Detto questo - che però non è poco -, che in Italia ci sia una questione fiscale sono rimasti in tre a non vederlo. In ordine di altezza: Visco, Prodi, Padoa-Schioppa. In sostanza 60 milioni di persone meno tre. Alle elezioni recenti il Nord ha voltato le spalle al governo. Piero Ostellino ha detto giustamente che il nostro Paese è diviso in due: il Nord che produce vota centrodestra, il Sud che redistribuisce vota centrosinistra. Peccato che Bossi abbia parlato dei fucili, perché la prima parte del ragionamento era esatta: se il Nord chiude i rubinetti si va tutti a casa.
Cos’è questa questione fiscale? Il lettore lo sa bene. La rinfreschiamo un po’. In questo Paese si pagano più tasse che nel resto del mondo. In questo Paese, oltre a pagarle, è anche difficile farlo: la macchina fiscale si sta complicando sempre di più. In questo Paese c’è una parte della classe dirigente (il centrosinistra) che pensa che chi produce (cioè ci mette del suo e rischia) qualcosa di sbagliato e contro la legge (gratta gratta) lo fa. Il contribuente italiano, lo abbiamo detto altre volte, è un presunto colpevole. Questo si chiama clima culturale e politico anti-industriale, anti-europeo, anti-moderno. E chi sa dell’economia reale (e non è il caso del professore bolognese) sa bene che un clima di fiducia generale spinge i consumi e gli investimenti. Viceversa, un clima di sospetto raffredda imprenditori e consumatori. Questo, purtroppo, è il clima che oggi c’è in Italia. Si respira un’aria di sospetto fiscale, e non è un caso il progressivo vertiginoso aumento della fuga dei capitali di investimento al di fuori di questo Paese. Per ogni affermazione di Prodi e di Visco la Svizzera e il Lussemburgo indicono feste nazionali. Se continuano così li fanno patroni di quei Paesi.

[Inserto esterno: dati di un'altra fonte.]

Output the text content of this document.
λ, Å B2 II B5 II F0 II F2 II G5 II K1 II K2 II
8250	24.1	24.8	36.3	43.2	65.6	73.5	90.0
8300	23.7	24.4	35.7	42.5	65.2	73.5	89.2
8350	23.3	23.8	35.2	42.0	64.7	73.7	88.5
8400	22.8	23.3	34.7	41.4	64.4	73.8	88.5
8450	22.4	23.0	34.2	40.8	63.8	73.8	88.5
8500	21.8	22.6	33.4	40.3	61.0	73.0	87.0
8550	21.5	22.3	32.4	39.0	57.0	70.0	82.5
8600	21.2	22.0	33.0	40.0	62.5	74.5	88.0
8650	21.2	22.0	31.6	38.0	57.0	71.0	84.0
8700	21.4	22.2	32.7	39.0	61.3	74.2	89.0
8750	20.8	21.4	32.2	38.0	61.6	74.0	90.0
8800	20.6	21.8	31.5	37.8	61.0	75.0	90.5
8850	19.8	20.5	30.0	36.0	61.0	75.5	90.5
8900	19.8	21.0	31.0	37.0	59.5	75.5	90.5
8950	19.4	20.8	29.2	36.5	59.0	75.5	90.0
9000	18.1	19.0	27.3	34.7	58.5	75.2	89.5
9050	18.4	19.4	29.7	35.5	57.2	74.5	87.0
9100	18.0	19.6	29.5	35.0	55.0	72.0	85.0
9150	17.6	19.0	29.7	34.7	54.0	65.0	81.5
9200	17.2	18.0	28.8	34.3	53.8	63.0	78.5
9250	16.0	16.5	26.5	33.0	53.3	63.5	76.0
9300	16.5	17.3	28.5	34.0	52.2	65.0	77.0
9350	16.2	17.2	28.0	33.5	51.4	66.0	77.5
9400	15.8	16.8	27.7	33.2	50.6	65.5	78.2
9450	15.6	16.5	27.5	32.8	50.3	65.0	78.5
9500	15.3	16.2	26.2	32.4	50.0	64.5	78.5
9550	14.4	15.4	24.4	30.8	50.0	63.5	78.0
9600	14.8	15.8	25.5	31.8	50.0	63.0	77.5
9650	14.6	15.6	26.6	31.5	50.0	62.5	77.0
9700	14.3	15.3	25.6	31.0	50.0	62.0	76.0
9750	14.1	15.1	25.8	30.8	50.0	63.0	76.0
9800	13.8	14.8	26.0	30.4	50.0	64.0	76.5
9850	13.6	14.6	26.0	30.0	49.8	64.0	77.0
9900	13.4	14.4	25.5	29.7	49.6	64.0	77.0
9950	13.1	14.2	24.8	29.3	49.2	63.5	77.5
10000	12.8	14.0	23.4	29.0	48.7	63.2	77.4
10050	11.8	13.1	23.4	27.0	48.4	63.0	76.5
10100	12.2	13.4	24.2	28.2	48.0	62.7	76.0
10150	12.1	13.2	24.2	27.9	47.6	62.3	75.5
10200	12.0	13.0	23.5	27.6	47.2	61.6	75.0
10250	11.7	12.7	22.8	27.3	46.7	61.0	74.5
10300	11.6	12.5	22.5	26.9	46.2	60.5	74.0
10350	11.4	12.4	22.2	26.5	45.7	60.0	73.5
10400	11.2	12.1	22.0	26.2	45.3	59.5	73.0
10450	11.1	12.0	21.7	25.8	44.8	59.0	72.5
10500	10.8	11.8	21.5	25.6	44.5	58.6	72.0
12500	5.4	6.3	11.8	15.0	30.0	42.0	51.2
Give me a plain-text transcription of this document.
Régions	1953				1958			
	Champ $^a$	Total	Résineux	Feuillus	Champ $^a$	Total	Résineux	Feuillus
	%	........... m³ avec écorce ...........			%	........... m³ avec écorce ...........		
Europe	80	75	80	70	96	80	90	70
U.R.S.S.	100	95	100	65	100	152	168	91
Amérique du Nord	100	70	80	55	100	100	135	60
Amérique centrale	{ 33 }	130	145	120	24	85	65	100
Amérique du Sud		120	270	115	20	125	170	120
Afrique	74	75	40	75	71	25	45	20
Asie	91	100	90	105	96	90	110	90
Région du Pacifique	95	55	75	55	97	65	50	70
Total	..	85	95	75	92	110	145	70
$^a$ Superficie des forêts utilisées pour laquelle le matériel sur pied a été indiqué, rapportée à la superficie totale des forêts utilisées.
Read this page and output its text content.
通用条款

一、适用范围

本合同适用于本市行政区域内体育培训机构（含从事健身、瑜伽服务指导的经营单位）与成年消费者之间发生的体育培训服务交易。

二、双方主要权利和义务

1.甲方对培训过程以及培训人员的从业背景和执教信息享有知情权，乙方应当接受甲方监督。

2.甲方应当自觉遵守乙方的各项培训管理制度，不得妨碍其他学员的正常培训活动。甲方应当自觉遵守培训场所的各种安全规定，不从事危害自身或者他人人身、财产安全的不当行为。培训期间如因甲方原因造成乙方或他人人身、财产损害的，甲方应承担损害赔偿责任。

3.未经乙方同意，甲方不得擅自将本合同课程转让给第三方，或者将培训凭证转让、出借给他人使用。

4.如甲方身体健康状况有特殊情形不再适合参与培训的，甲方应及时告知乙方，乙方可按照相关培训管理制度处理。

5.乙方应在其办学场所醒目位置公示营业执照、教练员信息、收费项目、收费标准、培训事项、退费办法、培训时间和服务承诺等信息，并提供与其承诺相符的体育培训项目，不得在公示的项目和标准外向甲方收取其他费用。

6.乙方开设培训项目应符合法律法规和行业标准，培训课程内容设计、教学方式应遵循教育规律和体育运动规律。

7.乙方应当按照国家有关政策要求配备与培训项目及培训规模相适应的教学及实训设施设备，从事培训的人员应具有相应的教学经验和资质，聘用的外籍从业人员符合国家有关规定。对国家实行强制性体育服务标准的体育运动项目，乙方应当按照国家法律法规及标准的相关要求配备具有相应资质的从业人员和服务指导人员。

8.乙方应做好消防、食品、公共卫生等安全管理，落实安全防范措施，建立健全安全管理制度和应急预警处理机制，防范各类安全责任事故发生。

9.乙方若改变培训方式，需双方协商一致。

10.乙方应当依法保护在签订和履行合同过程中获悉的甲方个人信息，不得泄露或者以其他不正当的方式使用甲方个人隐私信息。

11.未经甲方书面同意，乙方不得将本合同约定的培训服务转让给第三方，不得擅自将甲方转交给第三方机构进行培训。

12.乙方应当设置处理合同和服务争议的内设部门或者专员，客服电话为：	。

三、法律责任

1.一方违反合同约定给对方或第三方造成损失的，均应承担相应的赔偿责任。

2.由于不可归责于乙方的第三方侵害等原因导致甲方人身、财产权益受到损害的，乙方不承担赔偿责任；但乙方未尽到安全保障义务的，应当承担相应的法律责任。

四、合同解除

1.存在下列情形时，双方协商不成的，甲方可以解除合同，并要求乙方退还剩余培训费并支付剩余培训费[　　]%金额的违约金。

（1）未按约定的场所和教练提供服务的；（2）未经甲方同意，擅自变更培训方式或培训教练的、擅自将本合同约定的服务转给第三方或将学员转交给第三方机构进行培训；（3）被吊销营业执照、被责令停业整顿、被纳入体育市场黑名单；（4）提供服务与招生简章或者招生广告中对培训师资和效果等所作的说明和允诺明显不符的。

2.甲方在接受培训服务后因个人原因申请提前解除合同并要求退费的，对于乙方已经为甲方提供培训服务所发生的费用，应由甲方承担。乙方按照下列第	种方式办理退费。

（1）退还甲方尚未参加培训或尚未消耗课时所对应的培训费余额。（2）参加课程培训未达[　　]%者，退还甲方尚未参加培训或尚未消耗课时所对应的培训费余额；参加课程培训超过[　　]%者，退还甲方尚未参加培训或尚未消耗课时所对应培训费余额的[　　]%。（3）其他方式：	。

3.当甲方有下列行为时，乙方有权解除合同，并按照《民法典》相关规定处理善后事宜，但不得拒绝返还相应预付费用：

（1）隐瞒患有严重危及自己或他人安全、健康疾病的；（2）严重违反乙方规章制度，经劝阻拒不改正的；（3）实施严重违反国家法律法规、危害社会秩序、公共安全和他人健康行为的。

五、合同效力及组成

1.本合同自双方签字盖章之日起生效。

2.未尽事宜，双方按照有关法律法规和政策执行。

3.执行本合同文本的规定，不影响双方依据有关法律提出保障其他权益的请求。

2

In questo contesto, storicamente, in Paesi democratici, in tempi non lontani ci sono state delle rivolte fiscali. Forse addirittura anche Prodi sa che gli Stati Uniti sono nati grazie a una rivolta fiscale. Era il 1700 e si ribellarono contro un potere che imponeva tasse senza averne il diritto e, soprattutto, senza rispetto dei criteri di base di giustizia fiscale. E il criterio è molto semplice: lo Stato non può prelevare tasse al punto tale da rendere improduttiva l’economia di un Paese. Perché quando si arriva a questo punto non scatta una scelta politica contro lo Stato, scatta un legittimo sentimento di resistenza contro l’ingiustizia. Sono distinzioni sottili che il nostro elettore capisce, ma che la rozzezza e l’impianto fiscale di questo governo non riesce a percepire.

Sarebbe come suonare un bel brano di musica innanzi a degli audiolesi. Ma a noi non importa questo, ci interessa maggiormente il sentimento di giustizia del popolo italiano. Per questo avremmo fatto volentieri a meno della seconda parte del discorso di Umberto Bossi. Non ce n’era bisogno.